The US pulling out is going to begin the process of stabilization in Iraq as well as be the first move to give Iraqis true sovereignty. The Iraqi people are fully capable of resolving their differences and setting up their own government just as did after the British pulled out.

BD: Has the growing independent journalism movement in the US made the media coverage of the Iraq war any different from coverage of Vietnam and the first Gulf War?

JD: The media situation [in the US] now is so dramatically different than Vietnam and the Gulf War because of total corporate control of mainstream media outlets. In our best moments independent coverage in Iraq has served as a counterweight to the propaganda being spewed by corporate media. Those who know where to look – Democracy Now, internet and radio resources – do get a different coverage of Iraq. But 80% of Americans still get their news from the TV. Those people will be unaffected by any work that we do.

BD: Are there many other journalists in Iraq that are working like you?

DJ: There are a few other people working independently. One American guy, a film maker and there are more from other countries that work independently. It’s very few because the security is so bad. Working independently brings with it the financial struggles as well.

BD: What’s your message to anti-war activists and independent journalists in the US?
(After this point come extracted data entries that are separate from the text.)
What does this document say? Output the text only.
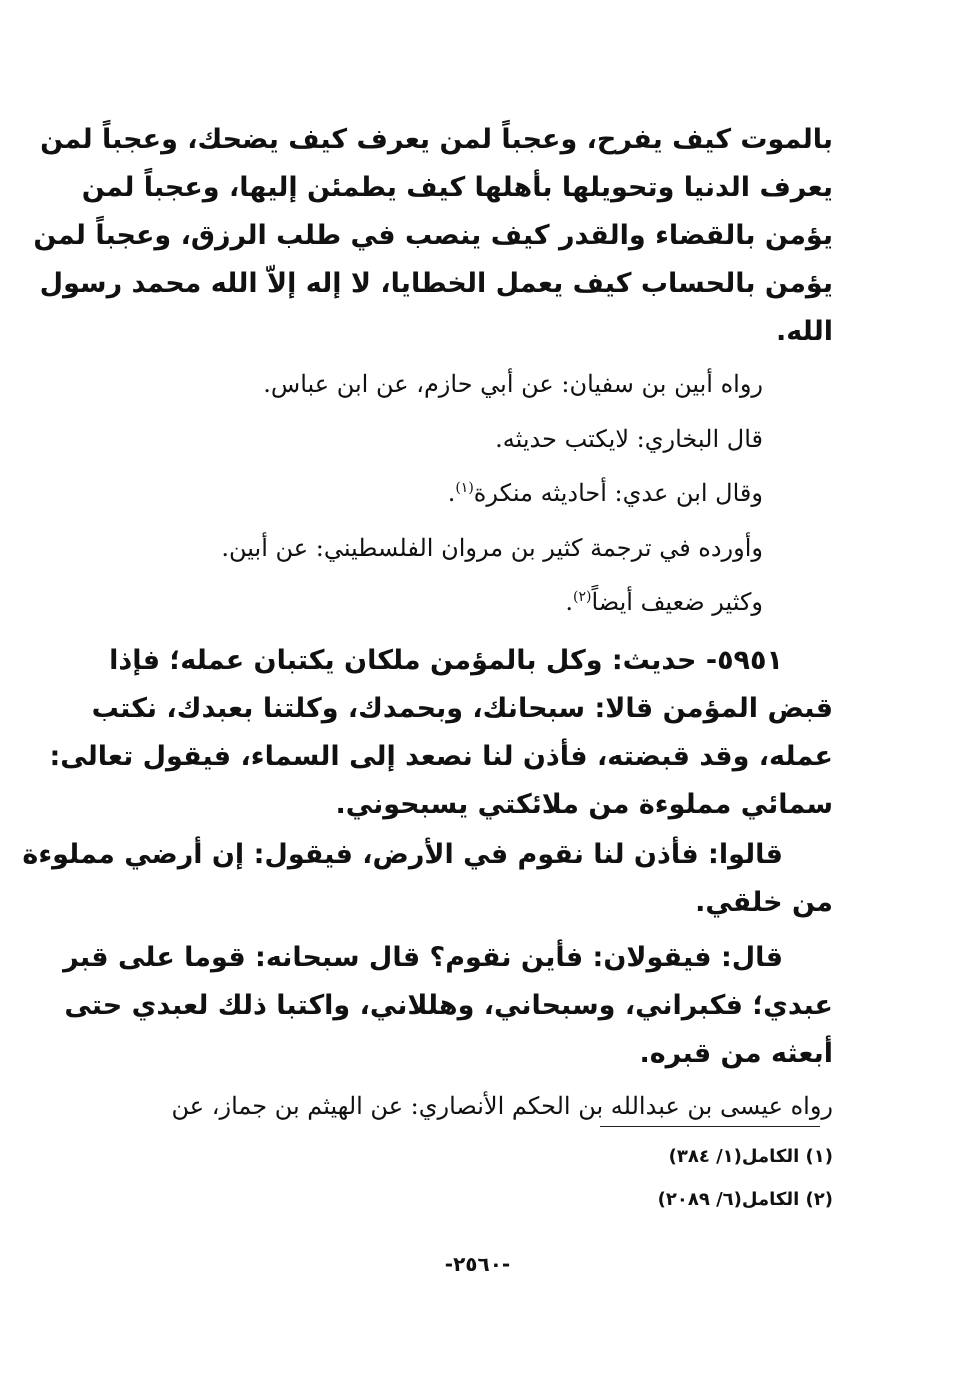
بالموت كيف يفرح، وعجباً لمن يعرف كيف يضحك، وعجباً لمن
يعرف الدنيا وتحويلها بأهلها كيف يطمئن إليها، وعجباً لمن
يؤمن بالقضاء والقدر كيف ينصب في طلب الرزق، وعجباً لمن
يؤمن بالحساب كيف يعمل الخطايا، لا إله إلاّ الله محمد رسول
الله.
رواه أبين بن سفيان: عن أبي حازم، عن ابن عباس.
قال البخاري: لايكتب حديثه.
وقال ابن عدي: أحاديثه منكرة$^{(١)}$.
وأورده في ترجمة كثير بن مروان الفلسطيني: عن أبين.
وكثير ضعيف أيضاً$^{(٢)}$.
٥٩٥١- حديث: وكل بالمؤمن ملكان يكتبان عمله؛ فإذا
قبض المؤمن قالا: سبحانك، وبحمدك، وكلتنا بعبدك، نكتب
عمله، وقد قبضته، فأذن لنا نصعد إلى السماء، فيقول تعالى:
سمائي مملوءة من ملائكتي يسبحوني.
قالوا: فأذن لنا نقوم في الأرض، فيقول: إن أرضي مملوءة
من خلقي.
قال: فيقولان: فأين نقوم؟ قال سبحانه: قوما على قبر
عبدي؛ فكبراني، وسبحاني، وهللاني، واكتبا ذلك لعبدي حتى
أبعثه من قبره.
رواه عيسى بن عبدالله بن الحكم الأنصاري: عن الهيثم بن جماز، عن
(١) الكامل(١/ ٣٨٤)
(٢) الكامل(٦/ ٢٠٨٩)
-٢٥٦٠-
DJ: First, I’d like to just mention that it seems like the anti-war movement takes these breaks when there are these periods of not much movement. Fortunately, right now it seems as though it’s picking up steam, which is hopeful. Those in the anti-war movement that feel they don’t need to stay engaged or that they can give up, that aren’t working as hard as they can to end this, are complicit. We’re all responsible for allowing the US to be there, and the Iraqi people are paying the price. We owe it to them and the rest of the world to resolve this situation is as soon as possible.

For anyone interested in getting involved in independent media, now is the time. The media reform movement is happening. We need as much honest grassroots journalism as we can get. If people can go out and do this work, you will be supported. The need is great enough. People will know the truth when they see it. It’s the perfect time to get involved if you’ve given it even a passing thought before.